A new study found that many patients desired more information about upcoming imaging exams, and many were not getting the information they wanted. This study of more than 1,400 patients, published in the journal Radiology, found that many sought information on their own.
As many as one in five patients may come to an imaging exam without information from their health care provider, according to the authors of this study. These researchers noted that many health care professionals who administer these exams are focused on reporting the results to patients — but not on informing patients about the exam itself.
If you're scheduled to have any kind of imaging exam, don't hesitate to ask your health care provider any questions you have. In the meantime, see below for more information about some common types of imaging exams.

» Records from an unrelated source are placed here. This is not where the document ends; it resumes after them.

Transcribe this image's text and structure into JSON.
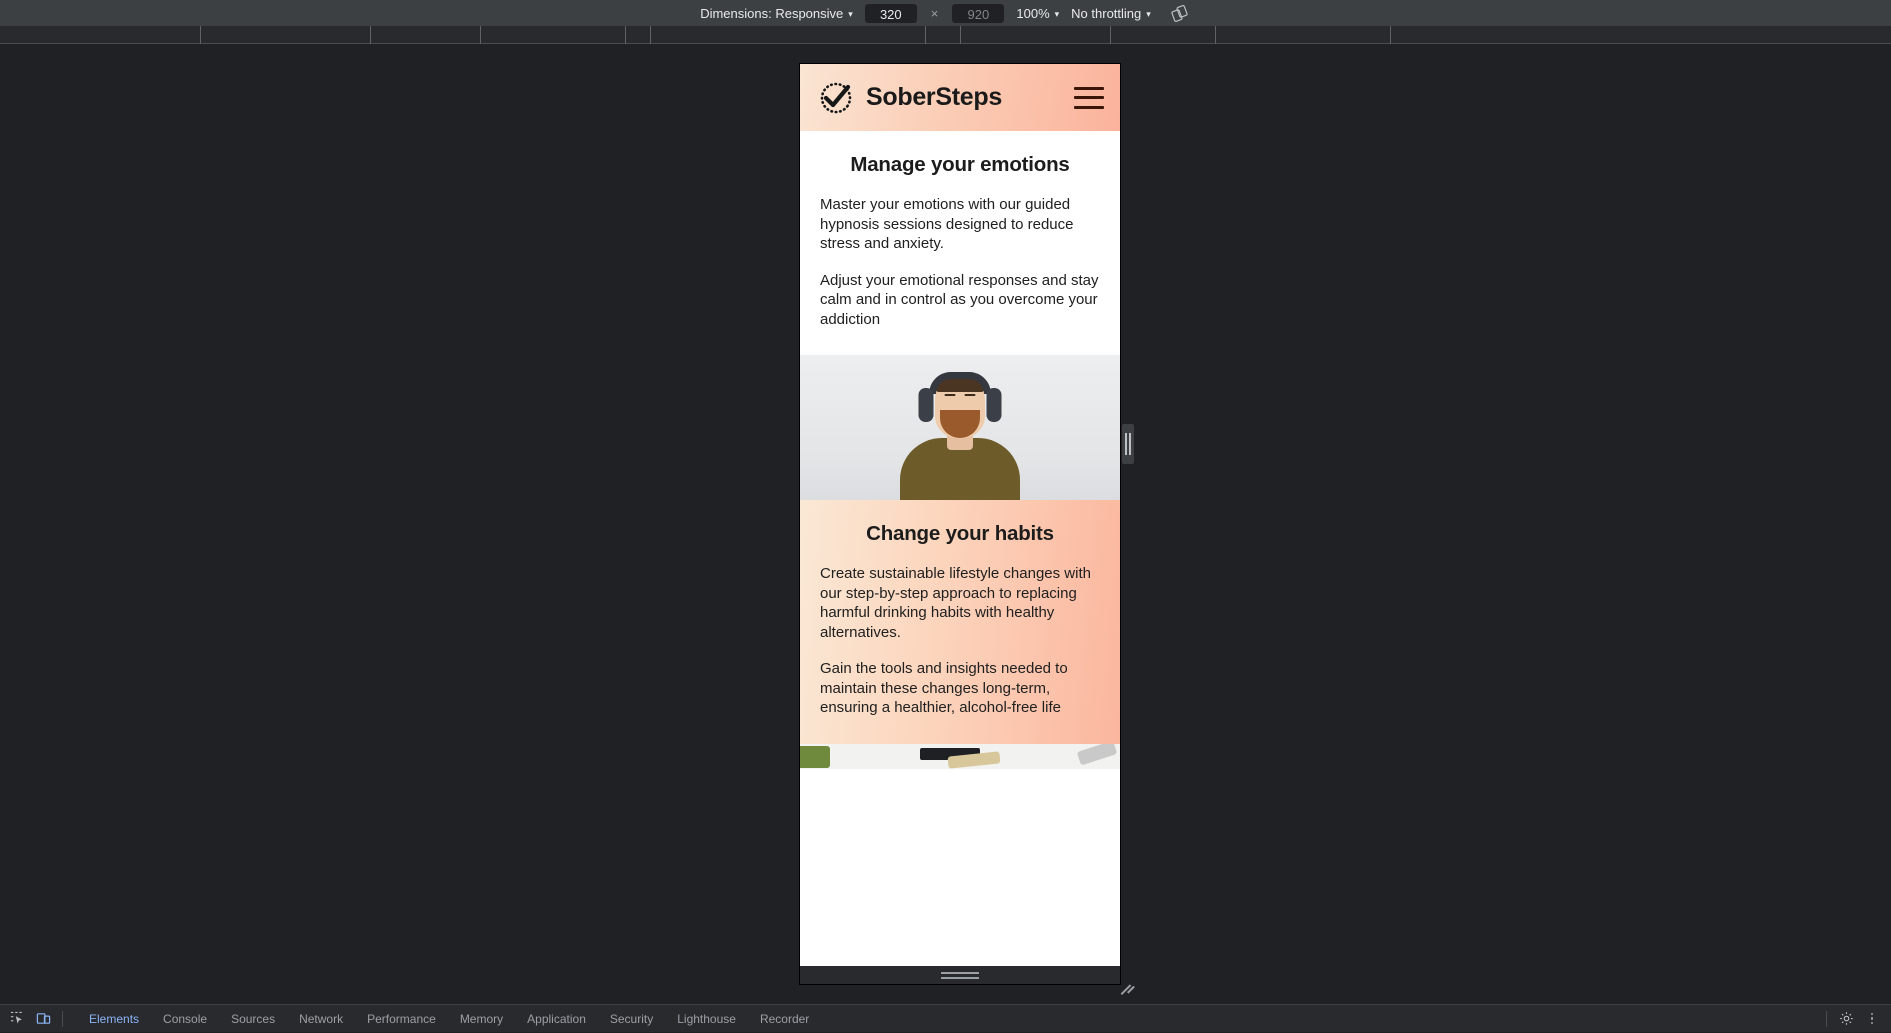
{
  "device_toolbar": {
    "dimensions_label": "Dimensions: Responsive",
    "width_value": "320",
    "height_placeholder": "920",
    "multiply_symbol": "×",
    "zoom_label": "100%",
    "throttling_label": "No throttling",
    "rotate_icon": "rotate-device-icon",
    "caret": "▾"
  },
  "site": {
    "brand": "SoberSteps",
    "logo_icon": "checkmark-dotted-circle-icon",
    "menu_icon": "hamburger-menu-icon",
    "sections": [
      {
        "id": "manage-emotions",
        "heading": "Manage your emotions",
        "paragraphs": [
          "Master your emotions with our guided hypnosis sessions designed to reduce stress and anxiety.",
          "Adjust your emotional responses and stay calm and in control as you overcome your addiction"
        ]
      },
      {
        "id": "change-habits",
        "heading": "Change your habits",
        "paragraphs": [
          "Create sustainable lifestyle changes with our step-by-step approach to replacing harmful drinking habits with healthy alternatives.",
          "Gain the tools and insights needed to maintain these changes long-term, ensuring a healthier, alcohol-free life"
        ]
      }
    ],
    "images": [
      {
        "id": "hero-headphones",
        "alt": "Man with headphones, eyes closed, relaxing against a light wall"
      },
      {
        "id": "secondary-photo",
        "alt": "Partially visible photo of items on a white surface"
      }
    ]
  },
  "devtools": {
    "inspect_icon": "inspect-element-icon",
    "device_toggle_icon": "toggle-device-toolbar-icon",
    "settings_icon": "gear-icon",
    "more_icon": "more-vertical-icon",
    "tabs": [
      {
        "label": "Elements",
        "active": true
      },
      {
        "label": "Console",
        "active": false
      },
      {
        "label": "Sources",
        "active": false
      },
      {
        "label": "Network",
        "active": false
      },
      {
        "label": "Performance",
        "active": false
      },
      {
        "label": "Memory",
        "active": false
      },
      {
        "label": "Application",
        "active": false
      },
      {
        "label": "Security",
        "active": false
      },
      {
        "label": "Lighthouse",
        "active": false
      },
      {
        "label": "Recorder",
        "active": false
      }
    ]
  },
  "colors": {
    "accent_blue": "#8ab4f8",
    "toolbar_bg": "#3c4043",
    "panel_bg": "#292a2d",
    "stage_bg": "#202124",
    "peach_light": "#fae8d5",
    "peach_dark": "#fbb39c",
    "menu_dark": "#3a1508"
  },
  "ruler_ticks": [
    200,
    370,
    480,
    625,
    650,
    925,
    960,
    1110,
    1215,
    1390
  ]
}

Computed tomography (CT) scans are also commonly called CAT scans. Like all imaging exams, this test produces pictures of the inside of the body. Among many other uses, CT scans can provide cross-sectional images of the body that allow health care professionals to detect tumors that wouldn't show in traditional X-rays.
Magnetic resonance imaging (MRI) uses magnets and radio waves to take images from your body without using radiation. MRIs can be used to diagnose a variety of conditions, including spine injuries, heart disease, cancer and strokes.
Mammograms are most commonly used to detect breast cancer. Using a low-dose X-ray, this test can allow health care professionals to look for changes in your breasts that could indicate cancer.
This imaging test is most commonly associated with pregnant women, but it can actually provide images of much more than fetuses. This test can allow health care professionals to see in real time what's going on in almost any part of the body.
If you have further questions about your imaging exam, reach out to your health care provider.